In general it is difficult to answer someone who piles up argument on argument as if in an attempt to leave no chance to answer. I had to separte your argumentation is its parts.
Now to your argument.
>..So here is the argument again.. Whereas Einstein’s special theory of relativity is an integral part of modern physics, Freud’s theories are widely held in disrepute>
What makes you so sure. Do you have statistics ?. Is it your “feeling” and “impression” ?
You may very well read only antifreudian literature and get a sort of cognitive illusion that everybody agrees with you.
Last time when I checked MedLine I got over 2000 citations for psychoanalysis in the last 10 years. http://www.ncbi.nlm.nih.gov/sites/entrez
And this is the clinical stuff and leaves out anthropology, sociology, history. etc. (and literature, your half-point conceded)
Anna wrote — Last time when I checked MedLine I got over 2000 citations for psychoanalysis in the last 10 years. http://www.ncbi.nlm.nih.gov/sites/entrez—
Firstly, 2000 citations in 10 years from a database that contains hundreds of thousands of indexed articles, is actually not very much.
Secondly, (assuming your simply searched the term ‘psychoanalysis’ without any further qualifiers) you will need to eliminate from you list of 2000 citations, all those items that are contained in ‘partisan’ journals, such as for example the International Journal of Psychoanalysis, (doh! of course it contains hundreds of citation on psychoanalysis). Quite why a medical/scientific database such as Medline should index psychoanalytic journals is beyond me. It may have something to do with the advanced persuasive power of many pseudoscience practitioners and charlatans (which no doubt psychoanalysts are). It is useful to remember that in the UK we have NHS funded homeopathic hospitals. That doesn’t make homeopathy worthy of clinical, scientific and professional respect.

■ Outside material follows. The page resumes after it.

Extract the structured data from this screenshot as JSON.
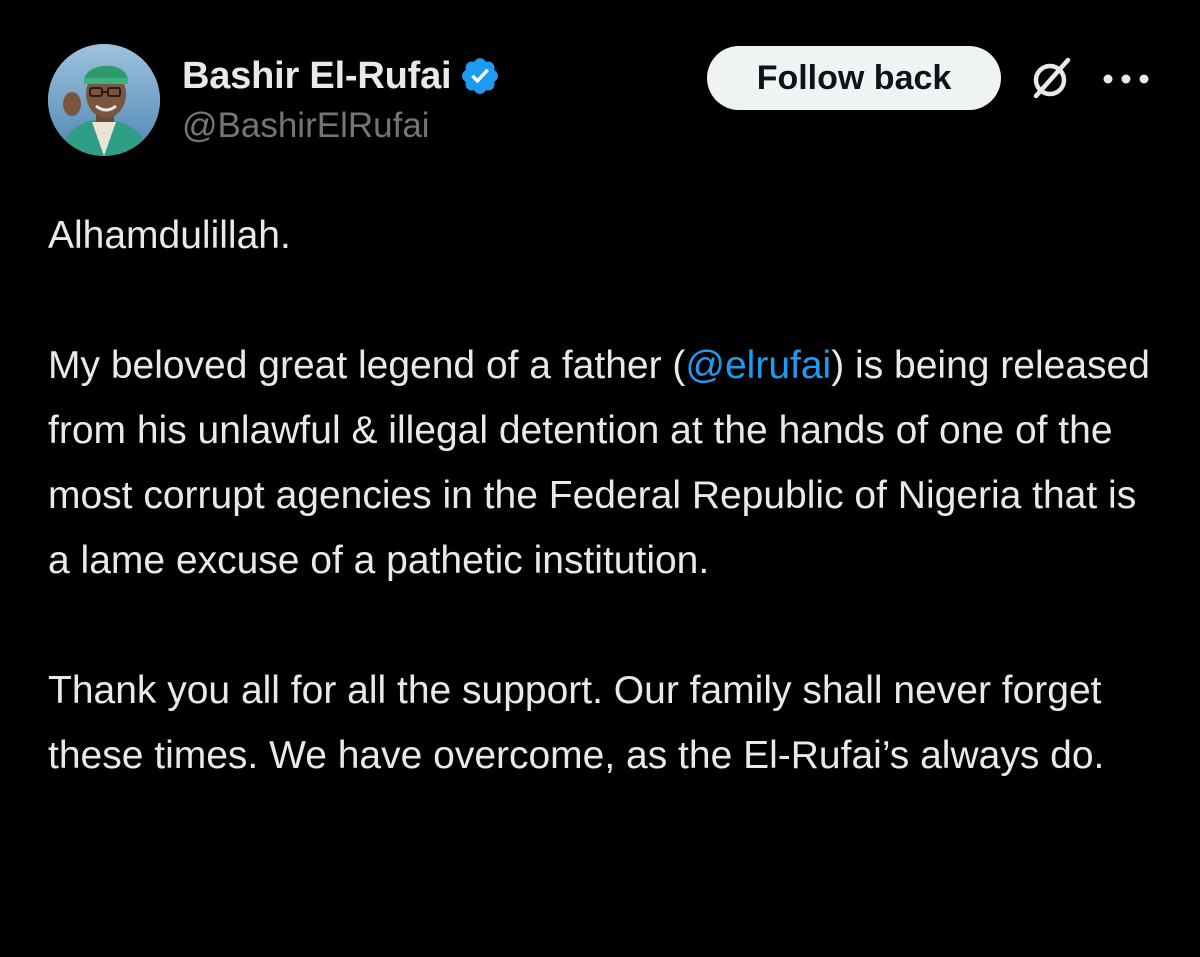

Thirdly, once you have eliminated your ‘partisan’ items from your list of 2000, you still need to consider how many of the remaining articles published in non-psychoanalytic journals actually give any credit to the discipline and how many of them are a refutation of it.
Then you may have a slightly clearer picture of how much respect psychoanalysis enjoys in the medical/scientific community (which is very little, I can tell you now!)
Anne:
I’m not sure there’s much point in continuing the discussion, since you insist on reading into my responses things that are not there.
I answered your comparison of Freud’s theories with Einstein’s special relativity by pointing out the crucial difference. (What you call “the first argument” is in fact the *whole* of my reply to your Freud/Einstein analogy.) I then went on to critically discuss Freud’s supposed accomplishments. Why you think there was something “sneaky” about a straightforward commentary on Freud’s ideas, backed by other scholarly views, to illustrate the fact that his theories are largely in disrepute is beyond me. Likewise, the suggestion that I implied that those who believe in Freudian theories are “feeble minded” is a figment of your imagination.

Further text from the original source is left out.